Thought Leadership
8 minutes

Friendly fraud is an issue across all industries that conduct business online, but is an especially egregious problem for the event ticketing industry. The ticketing industry made over $10 billion in revenue throughout 2019, and shows no signs of slowing.1 More business means there’s more of a chance for fraudsters to steal some of that profit.

Credit issuers often see online ticket sales as a high-risk investment, which means the issuer considers the merchant to be at a higher risk of fraud and chargebacks. Because of this, a vendor needs to remain highly aware of the nature of transactions that are processed through their account in order to avoid fees or even the possibility of having their account closed permanently. 

What is friendly fraud?

Tickets to popular, live events can range greatly in value—both monetarily and in perceived value on the part of the patron. Both the primary market and the secondary market can influence a ticket’s price.

If a patron decides the event wasn’t worth their time or if they weren’t able to make it to the event, they may feel entitled to a refund. And since most ticket sales are final, patrons feel a chargeback through their creditor is their only recourse. This type of fraud, known as chargeback fraud or friendly fraud, can and should be fought.

Vendors can implement many different technologies and strategies that encourage patrons to work with merchants before going to their bank or credit issuers, and those same technologies can offer vendors evidence that can work in their favor in the event of a chargeback request.

Here are a number of options that a ticketing vendor can employ before, during, and after the transaction when it comes to fighting friendly fraud.

Before the transaction

Accurate item descriptions

Many chargebacks are tied to dissatisfaction on the part of the product, because the patron thought they were going to receive something different from what they actually did. Ensure that your descriptions are up to date and consistent with what the product actually does.

Clear policy statements

Make sure that your terms of service and return procedures are easy for patrons to find and understand. This can prevent any misunderstanding on the patron’s part if they decide they want a refund or misunderstand the terms of a sale.

Good customer service

The best thing any company can do to prevent chargebacks is have a clear and open line of communication with their patrons. You can head problems off ahead of time if patrons have an easier time contacting you; and this also means they’ll think to go to the merchant first instead of instantly hitting the ‘request chargeback’ link on their creditor’s website.

During the transaction

Use an Address Verification Service (AVS)

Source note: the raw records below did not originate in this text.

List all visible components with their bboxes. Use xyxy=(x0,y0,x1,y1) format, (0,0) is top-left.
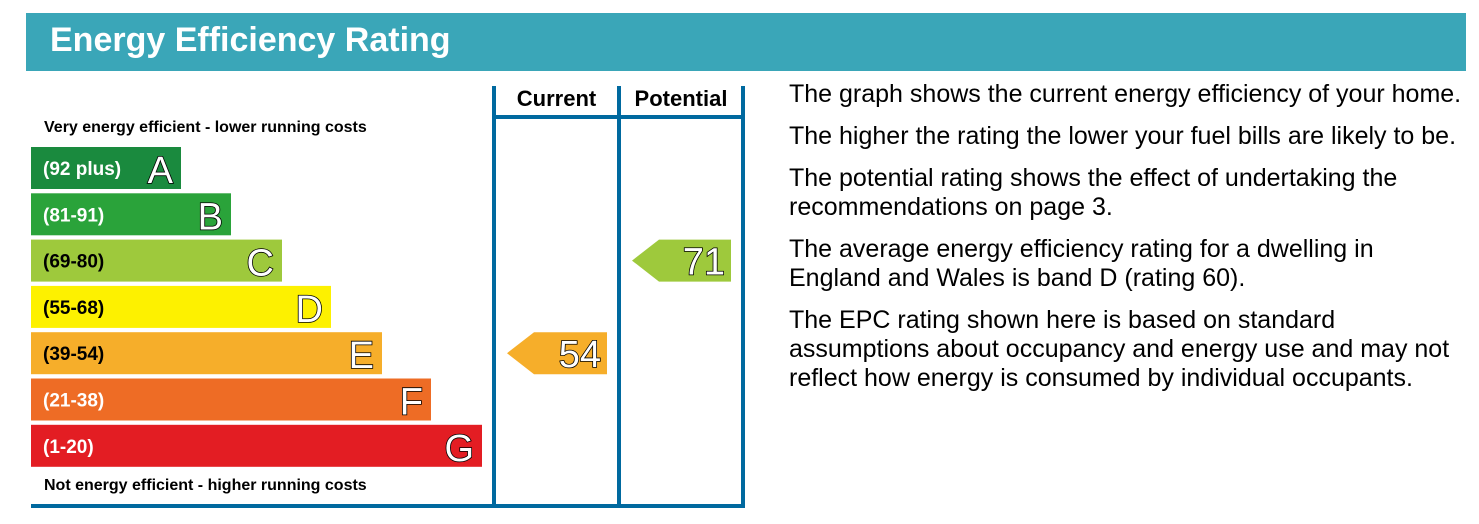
band-bar-d xyxy=(31,285,331,328)
description-paragraph-1: The graph shows the current energy effic… xyxy=(789,80,1462,108)
band-bar-a xyxy=(31,147,181,189)
potential-rating-value: 71 xyxy=(683,242,725,284)
band-range-e: (39-54) xyxy=(43,344,104,365)
band-letter-d: D xyxy=(296,289,323,331)
current-rating-arrow xyxy=(507,332,607,375)
description-paragraph-4: The average energy efficiency rating for… xyxy=(789,235,1374,292)
grid-header-line xyxy=(492,115,745,119)
band-range-f: (21-38) xyxy=(43,391,104,412)
band-letter-a: A xyxy=(148,150,174,192)
description-paragraph-2: The higher the rating the lower your fue… xyxy=(789,122,1457,150)
energy-rating-chart: Very energy efficient - lower running co… xyxy=(31,86,745,508)
band-letter-g: G xyxy=(444,428,474,470)
grid-vline-2 xyxy=(617,86,621,506)
band-range-c: (69-80) xyxy=(43,252,104,273)
description-panel: The graph shows the current energy effic… xyxy=(789,80,1469,406)
band-bar-b xyxy=(31,193,231,236)
column-header-potential: Potential xyxy=(635,86,728,111)
description-paragraph-5: The EPC rating shown here is based on st… xyxy=(789,306,1450,392)
band-range-g: (1-20) xyxy=(43,437,94,458)
band-range-a: (92 plus) xyxy=(43,159,121,180)
band-range-d: (55-68) xyxy=(43,298,104,319)
band-letter-e: E xyxy=(349,335,374,377)
band-bar-c xyxy=(31,239,282,282)
band-letter-f: F xyxy=(400,382,423,424)
page-title: Energy Efficiency Rating xyxy=(50,21,451,59)
grid-vline-3 xyxy=(741,86,745,506)
header-bar: Energy Efficiency Rating xyxy=(26,13,1466,71)
potential-rating-arrow xyxy=(632,239,731,282)
top-caption: Very energy efficient - lower running co… xyxy=(44,119,367,136)
grid-vline-1 xyxy=(492,86,496,506)
current-rating-value: 54 xyxy=(559,334,601,376)
band-bar-f xyxy=(31,378,431,421)
column-header-current: Current xyxy=(517,86,597,111)
bottom-caption: Not energy efficient - higher running co… xyxy=(44,477,367,494)
band-bar-g xyxy=(31,424,482,467)
chart-baseline xyxy=(31,504,745,508)
description-paragraph-3: The potential rating shows the effect of… xyxy=(789,164,1398,221)
band-range-b: (81-91) xyxy=(43,205,104,226)
band-bar-e xyxy=(31,332,382,375)
band-letter-b: B xyxy=(198,196,223,238)
band-letter-c: C xyxy=(247,243,274,285)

An AVS can go a long way in fraud prevention. It can stop true fraud before it happens, and also alert a merchant to potential friendly fraud when an address does not match the address associated with the credit card that is being used to complete the transaction.

Collect a Card Security Code (CSC)

A CSC is a security feature on a credit card that is used to prevent “card not present” fraud. This is especially useful for online and other digital transactions where a merchant may not be able to physically examine a patron’s credit card. A CSC is typically three or four numbers on the front or back of a physical credit card.

Use 3-D Secure

3-D Secure and EMV 3-D Secure are two additional security layers to assist in making safe online purchases for both the patron and the merchant. 3-D Secure is an online authentication process that connects with and requests verification from the card-issuing bank in the event of a transaction. EMV 3‑D Secure enables patrons to authenticate themselves with their card issuer when making card-not-present e-commerce purchases.

Offer insurance

As a workaround for otherwise nonrefundable events, vendors can partner with a ticket insurance provider to offer event goers an “out” if something comes up before or on the day of the event. For an additional fee, patrons can opt into one of several insurance coverage plans that refund the cost of the ticket in the event of a family emergency or inclement weather. Some insurance providers even have a “didn’t feel like going” option! 

After the transaction

Use delivery verification for big-ticket items

This might be seen as a hassle to the patron, but it’s a great verification method that the item was delivered and received by the purchaser. Such information can help a representment case in the event of a chargeback request.

Clear billing descriptors

A billing descriptor is what your patron will see on their credit card statement; will your patrons recognize your business? If they don’t, this can lead to friendly fraud simply because of a misunderstanding. Prevent it ahead of time by being transparent.

Follow up with patrons

Send surveys or emails to reconnect with patrons who make a purchase. Find out how their experience was, and use this information to make adjustments if necessary. Not only does this help potentially prevent chargebacks, but is also just good practice to ensure that you’re running a friendly and ethical company that from which your patrons enjoy buying.

Good business means less friendly fraud

There are a few signs that can indicate a transaction may end up becoming friendly fraud; if there’s an inconsistency between the shipping and billing address, a patron may end up claiming the ordered item was not delivered. Duplicate orders, large purchases, and frequent or suspicious inquiries about the order status may also indicate that a patron may pursue a chargeback claim.

Merchants should be proactive in collecting information regarding these transactions early in the process, so they can respond quickly to recover lost revenue.

1. Industry Market Research, Reports, and Statistics. (n.d.).